Many companies offer debt consolidation as a service, but it's often not a good idea to try to use these. With many companies, the fees they charge could end up negating any benefit that you would get from consolidating it.
The Verdict: Good for large swaths of high-interest debt, especially if you DIY it. If you go through a debt consolidation company, you might want to tread lightly.
Refinance your debt.
If you've ever heard about a couple refinancing their home or doing similar, this is what they're doing. Refinancing debt is a good way to reduce the pressure of debt that has collateral and high payments.
This method of debt reduction works by getting a loan to pay off the remainder of the original loan. With the original loan paid off, you don't have to worry about collateral. The payments tend to be smaller but spred through a longer period of time.
Technically, this will get you in more debt before you get out of debt. However, the freed up money from payment savings can be used to pay off other debts that couldn't be refinanced.
The Verdict: Good for student loans and home debt.
Short sell items that put you into debt.
During the housing bubble of 2008, a lot of people decided to buy homes they couldn't afford. Some lucky folks realized that they wouldn't be able to keep up the home payments they signed up for and decided to do something about it.
One of the easier ways to remove debt, if you're bogged down by installment payments on property you own, is to short sell the item that is causing you grief.
When you short sell something, you're selling it at the remainder of the money you owe or slightly less—which basically means you're having someone else take over your debt for you. It's a win-win. You get away from debt and someone else gets cheap goods.
The Verdict: Good for getting rid of home debt you can't really afford to pay.
If you're in dire straits, consider debt negotiation.
So far, all the ways to get out of debt we've covered will not have a negative impact on your credit score.
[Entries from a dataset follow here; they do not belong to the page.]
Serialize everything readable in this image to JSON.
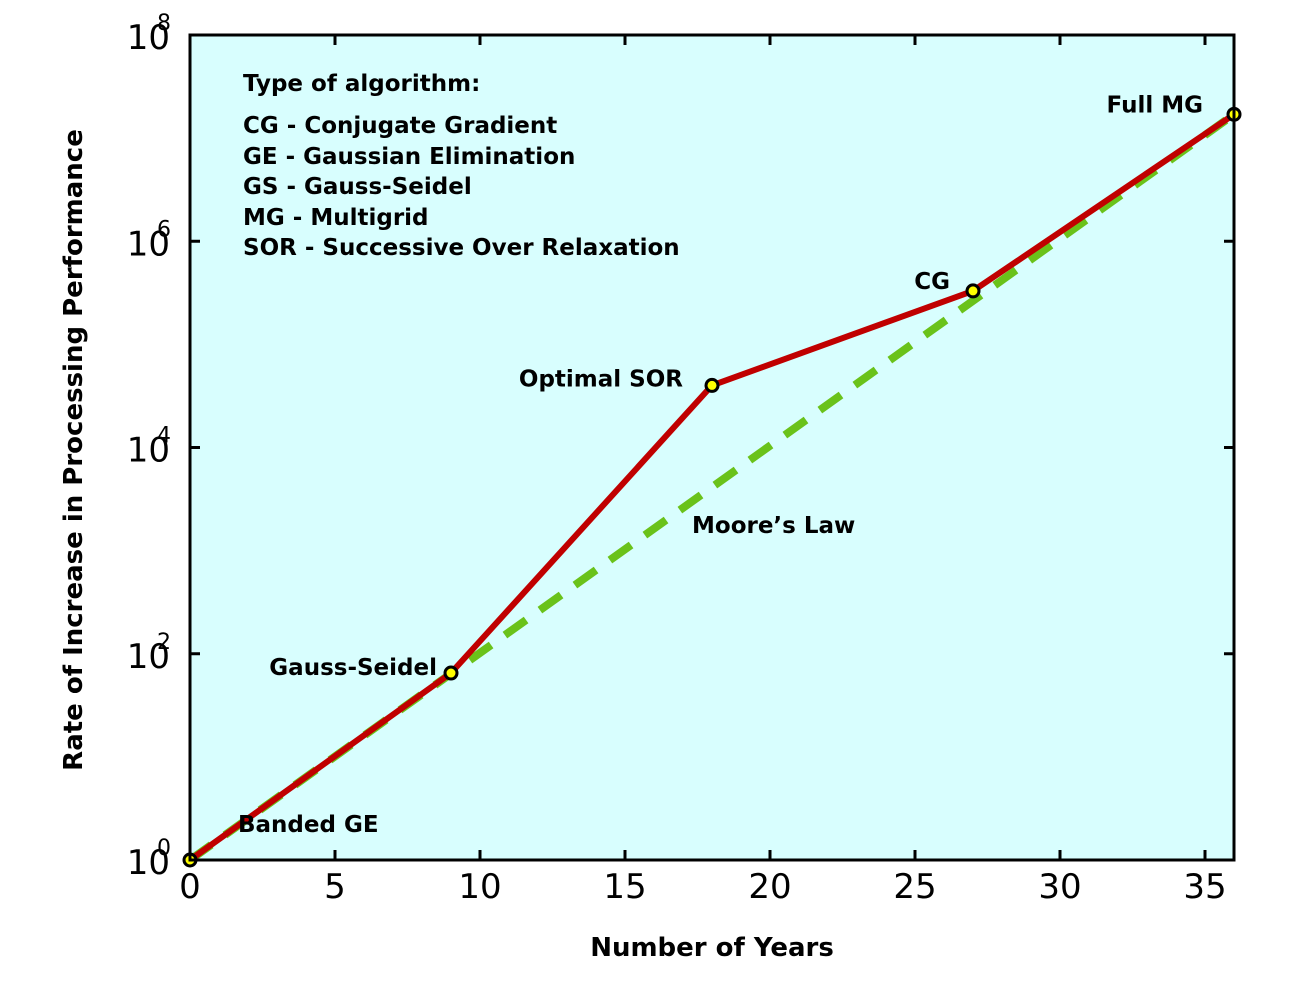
{
  "colors": {
    "plot_background": "#d8fefe",
    "algorithm_line": "#c00000",
    "moores_law_line": "#6ac21a",
    "marker_fill": "#ffff00",
    "marker_edge": "#000000"
  },
  "legend": {
    "heading": "Type of algorithm:",
    "entries": [
      "CG - Conjugate Gradient",
      "GE - Gaussian Elimination",
      "GS - Gauss-Seidel",
      "MG - Multigrid",
      "SOR - Successive Over Relaxation"
    ]
  },
  "chart_data": {
    "type": "line",
    "title": "",
    "xlabel": "Number of Years",
    "ylabel": "Rate of Increase in Processing Performance",
    "xlim": [
      0,
      36
    ],
    "ylim": [
      1,
      100000000
    ],
    "yscale": "log",
    "grid": false,
    "x_ticks": [
      0,
      5,
      10,
      15,
      20,
      25,
      30,
      35
    ],
    "x_tick_labels": [
      "0",
      "5",
      "10",
      "15",
      "20",
      "25",
      "30",
      "35"
    ],
    "y_ticks": [
      {
        "value": 1,
        "base": "10",
        "exponent": "0"
      },
      {
        "value": 100,
        "base": "10",
        "exponent": "2"
      },
      {
        "value": 10000,
        "base": "10",
        "exponent": "4"
      },
      {
        "value": 1000000,
        "base": "10",
        "exponent": "6"
      },
      {
        "value": 100000000,
        "base": "10",
        "exponent": "8"
      }
    ],
    "series": [
      {
        "x": [
          0,
          9,
          18,
          27,
          36
        ],
        "y": [
          1,
          65,
          40000,
          330000,
          17000000
        ],
        "point_labels": [
          "Banded GE",
          "Gauss-Seidel",
          "Optimal SOR",
          "CG",
          "Full MG"
        ]
      },
      {
        "x": [
          0,
          36
        ],
        "y": [
          1,
          17000000
        ],
        "line_label": "Moore’s Law"
      }
    ]
  }
}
However, there's a certain point where trying to pay your debts the normal way just won't happen regardless of how hard you try.
If you can barely make minimum payments, or if it's getting to the point where you have to decide between paying bills on time and paying rent, you're going to have to accept a loss on your FICO score.
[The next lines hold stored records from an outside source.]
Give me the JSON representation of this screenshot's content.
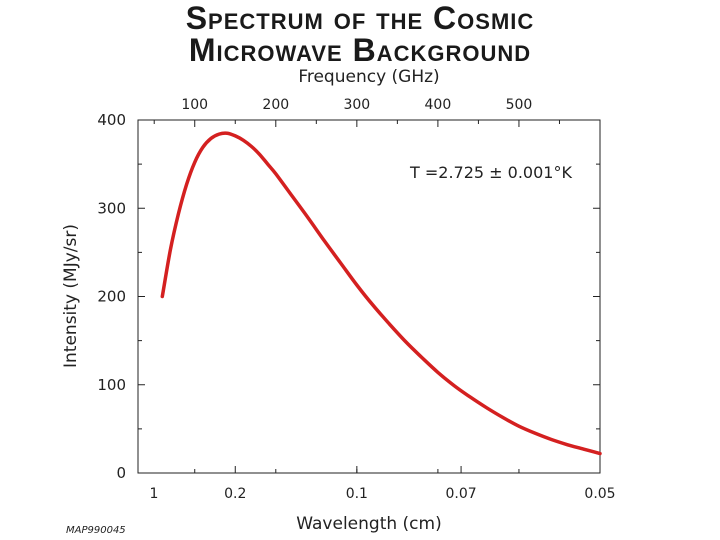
{
  "chart_data": {
    "type": "line",
    "title_line1": "Spectrum of the Cosmic",
    "title_line2": "Microwave Background",
    "top_axis": {
      "label": "Frequency (GHz)",
      "ticks": [
        100,
        200,
        300,
        400,
        500
      ],
      "range": [
        30,
        600
      ]
    },
    "bottom_axis": {
      "label": "Wavelength (cm)",
      "tick_labels": [
        "1",
        "0.2",
        "0.1",
        "0.07",
        "0.05"
      ],
      "tick_frequencies_ghz": [
        30,
        150,
        300,
        428.6,
        600
      ]
    },
    "y_axis": {
      "label": "Intensity (MJy/sr)",
      "ticks": [
        0,
        100,
        200,
        300,
        400
      ],
      "range": [
        0,
        400
      ]
    },
    "annotation": "T =2.725 ± 0.001°K",
    "series": [
      {
        "color": "#d42020",
        "x_unit": "GHz",
        "x": [
          60,
          70,
          80,
          90,
          100,
          110,
          120,
          130,
          140,
          150,
          160,
          170,
          180,
          190,
          200,
          220,
          240,
          260,
          280,
          300,
          320,
          340,
          360,
          380,
          400,
          420,
          440,
          460,
          480,
          500,
          520,
          540,
          560,
          580,
          600
        ],
        "y": [
          200,
          253,
          294,
          327,
          352,
          369,
          379,
          384,
          385,
          382,
          377,
          370,
          361,
          350,
          339,
          314,
          289,
          263,
          238,
          213,
          190,
          169,
          149,
          131,
          114,
          99,
          86,
          74,
          63,
          53,
          45,
          38,
          32,
          27,
          22
        ]
      }
    ]
  },
  "footer": {
    "code": "MAP990045"
  }
}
Debt negotiation is rough, but it's doable—as long as you're dealing with unsecured debt such as credit card debt or a personal loan with no collateral. If the debt that's killing you has collateral, the banks will repossess the collateral if you try this route.
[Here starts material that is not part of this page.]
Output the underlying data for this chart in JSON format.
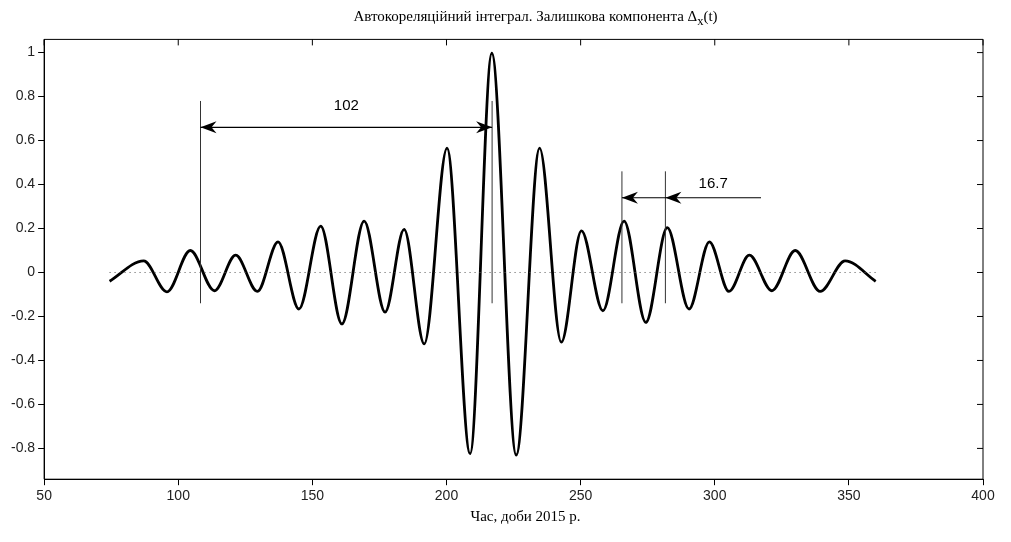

Here's how to negotiate debt like a pro:
- Stop paying the credit card bills. Yes, it will cause your credit score to suffer majorly. Save the money that would have gone towards minimum payments and put them aside.
- After four to six months, call the credit card companies or collection agencies. Tell them that there's no way you can pay the debt, and that you want to negotiate a write-off of remaining in exchange for a lump sum of money. Offer money that you saved up from payments in a lump sum.
- If they refuse to write off the rest of the debt, wait and ask again. Eventually, the collection agencies will accept the offer since they'd rather have some money than none at all.
The Verdict: Good as a next to last resort.
Sometimes, you just can't get rid of debt no matter how hard you try. For example, if you have $500,000 of debt, and you're only earning $18,000 a year, it's not going to be possible for you to eliminate that through normal means. You might not even be able to barter away debt.
If all the other ways to get rid of debt have failed, and it's just not getting any better, you need to declare bankruptcy. Bankruptcy is a legal means to get debt collectors off your back, get debt discharged, and just start fresh.
Not all forms of debt can be handled this way and you will have to have the declaration approved by a court. However, if student loan debt isn't your issue, this is a good way to get away from debt when all else fails.
The Verdict: If you can't find any other way to solve your debt problems, then you will need to declare bankruptcy. It's the "Worst Case Scenario" solution to everything but student loan debt.